RDC : le ministre de la Justice ordonne des poursuites contre deux membres du cabinet des Finances pour corruption présumée

RDC : le ministre de la Justice ordonne des poursuites contre deux membres du cabinet des Finances pour corruption présumée

Le procureur général près la Cour de cassation a été formellement instruit par le ministre d’État, ministre de la Justice et Garde des sceaux, Guillaume Ngefa, d’engager des poursuites judiciaires contre deux membres du cabinet du ministre des Finances. Ils sont soupçonnés d’actes de corruption liés au blocage du paiement des honoraires dus aux avocats de la République démocratique du Congo (RDC), selon une correspondance officielle consultée jeudi par REPORTER.CD

Dans cette lettre, le ministre de la Justice dénonce des pratiques assimilables à une extorsion de fonds au sein du circuit financier du ministère des Finances. Malgré l’existence de deux correspondances du directeur de cabinet du président de la République autorisant le paiement des honoraires concernés, certains agents auraient conditionné l’alignement de l’ordre de paiement informatisé (OPI) au versement préalable de 15 % du montant global.

« Alors que le paiement de ces honoraires fait l’objet de deux lettres de Monsieur le directeur du cabinet de Son Excellence Monsieur le Président de la République, les personnes précitées et d’autres encore à découvrir, se réclamant du circuit financier du ministère des Finances, exercent des pressions et exigent 15 % du montant global avant l’alignement de l’OPI concerné », précise la correspondance signée par Guillaume Ngefa.

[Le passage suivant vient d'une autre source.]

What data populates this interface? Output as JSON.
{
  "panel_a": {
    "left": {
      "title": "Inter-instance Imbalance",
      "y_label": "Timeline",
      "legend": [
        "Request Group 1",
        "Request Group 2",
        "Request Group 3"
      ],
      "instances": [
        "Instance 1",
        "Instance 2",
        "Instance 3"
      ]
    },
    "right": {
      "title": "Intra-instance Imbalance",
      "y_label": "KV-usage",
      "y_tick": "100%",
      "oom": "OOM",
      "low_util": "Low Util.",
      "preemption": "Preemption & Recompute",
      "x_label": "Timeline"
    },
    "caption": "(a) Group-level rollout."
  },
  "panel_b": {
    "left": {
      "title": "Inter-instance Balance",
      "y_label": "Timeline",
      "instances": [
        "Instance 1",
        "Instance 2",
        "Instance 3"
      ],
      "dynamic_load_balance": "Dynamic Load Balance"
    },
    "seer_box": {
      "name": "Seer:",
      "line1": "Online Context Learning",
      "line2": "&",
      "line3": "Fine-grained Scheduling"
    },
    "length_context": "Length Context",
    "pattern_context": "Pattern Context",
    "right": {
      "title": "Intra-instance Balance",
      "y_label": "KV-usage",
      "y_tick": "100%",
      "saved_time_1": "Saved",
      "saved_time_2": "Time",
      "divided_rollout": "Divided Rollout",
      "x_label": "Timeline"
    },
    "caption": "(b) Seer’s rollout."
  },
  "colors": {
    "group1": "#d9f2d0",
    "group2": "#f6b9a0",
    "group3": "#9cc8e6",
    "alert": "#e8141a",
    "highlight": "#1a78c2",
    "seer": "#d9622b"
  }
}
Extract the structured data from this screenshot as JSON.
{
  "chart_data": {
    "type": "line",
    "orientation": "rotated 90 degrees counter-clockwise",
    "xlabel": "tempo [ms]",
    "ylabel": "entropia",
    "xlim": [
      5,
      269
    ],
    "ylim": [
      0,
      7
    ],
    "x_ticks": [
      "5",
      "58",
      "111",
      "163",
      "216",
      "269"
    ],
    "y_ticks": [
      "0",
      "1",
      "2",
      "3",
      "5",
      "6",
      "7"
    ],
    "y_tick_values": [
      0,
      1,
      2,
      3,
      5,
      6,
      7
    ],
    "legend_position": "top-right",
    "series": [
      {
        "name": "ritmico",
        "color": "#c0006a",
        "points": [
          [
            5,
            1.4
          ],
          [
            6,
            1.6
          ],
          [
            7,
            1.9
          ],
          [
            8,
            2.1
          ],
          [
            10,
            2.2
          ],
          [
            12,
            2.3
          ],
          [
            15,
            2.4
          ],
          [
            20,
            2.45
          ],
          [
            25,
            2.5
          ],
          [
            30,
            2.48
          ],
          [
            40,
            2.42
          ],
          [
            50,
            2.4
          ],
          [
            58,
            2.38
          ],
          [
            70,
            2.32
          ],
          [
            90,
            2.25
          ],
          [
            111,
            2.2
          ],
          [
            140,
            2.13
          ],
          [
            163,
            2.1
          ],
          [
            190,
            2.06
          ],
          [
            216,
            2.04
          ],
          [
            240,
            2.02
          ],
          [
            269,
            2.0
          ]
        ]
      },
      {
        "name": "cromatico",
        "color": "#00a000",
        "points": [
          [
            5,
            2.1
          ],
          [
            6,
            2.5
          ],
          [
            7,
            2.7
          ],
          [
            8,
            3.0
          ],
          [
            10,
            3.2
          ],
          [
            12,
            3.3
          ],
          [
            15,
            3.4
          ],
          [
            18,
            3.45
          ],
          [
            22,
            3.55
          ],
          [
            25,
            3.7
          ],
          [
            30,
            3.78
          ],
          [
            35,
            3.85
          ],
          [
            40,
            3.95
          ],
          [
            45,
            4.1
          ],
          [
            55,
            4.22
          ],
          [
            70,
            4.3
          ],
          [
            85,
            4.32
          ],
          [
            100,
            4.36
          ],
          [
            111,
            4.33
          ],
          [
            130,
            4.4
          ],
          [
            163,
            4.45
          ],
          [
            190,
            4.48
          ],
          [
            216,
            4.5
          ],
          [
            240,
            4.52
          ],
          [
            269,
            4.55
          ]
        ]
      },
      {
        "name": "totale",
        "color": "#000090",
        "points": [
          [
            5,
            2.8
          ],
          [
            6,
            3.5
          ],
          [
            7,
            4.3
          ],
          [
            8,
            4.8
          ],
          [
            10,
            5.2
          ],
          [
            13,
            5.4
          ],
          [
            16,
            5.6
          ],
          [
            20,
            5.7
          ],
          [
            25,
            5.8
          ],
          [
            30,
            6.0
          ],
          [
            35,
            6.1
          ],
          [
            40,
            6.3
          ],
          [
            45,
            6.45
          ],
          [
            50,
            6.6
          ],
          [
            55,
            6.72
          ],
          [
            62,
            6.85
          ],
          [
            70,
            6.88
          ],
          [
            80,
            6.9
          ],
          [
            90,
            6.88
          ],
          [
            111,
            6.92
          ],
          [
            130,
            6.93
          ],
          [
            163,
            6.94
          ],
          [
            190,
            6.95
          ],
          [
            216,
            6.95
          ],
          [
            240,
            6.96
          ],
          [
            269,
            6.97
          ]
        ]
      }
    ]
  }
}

Face à la gravité des faits allégués, le ministre de la Justice a demandé au procureur général de diligenter des enquêtes approfondies afin d’identifier toutes les personnes impliquées, au-delà des deux membres du cabinet déjà cités, et de traduire les auteurs présumés devant les juridictions compétentes.

Cette affaire intervient dans un contexte de lutte affichée contre la corruption et les antivaleurs au sein de l’administration publique congolaise. Elle met également en lumière les difficultés récurrentes liées au paiement des honoraires des avocats de l’État, souvent confrontés à des lenteurs administratives et à des pratiques illégales.
Aucune réaction officielle du ministère des Finances ou des personnes mises en cause n’était encore disponible au moment de la publication de cet article. Toutefois, cette instruction judiciaire pourrait marquer une étape importante dans le renforcement de la redevabilité au sein des institutions publiques et dans la protection des droits des prestataires de l’État.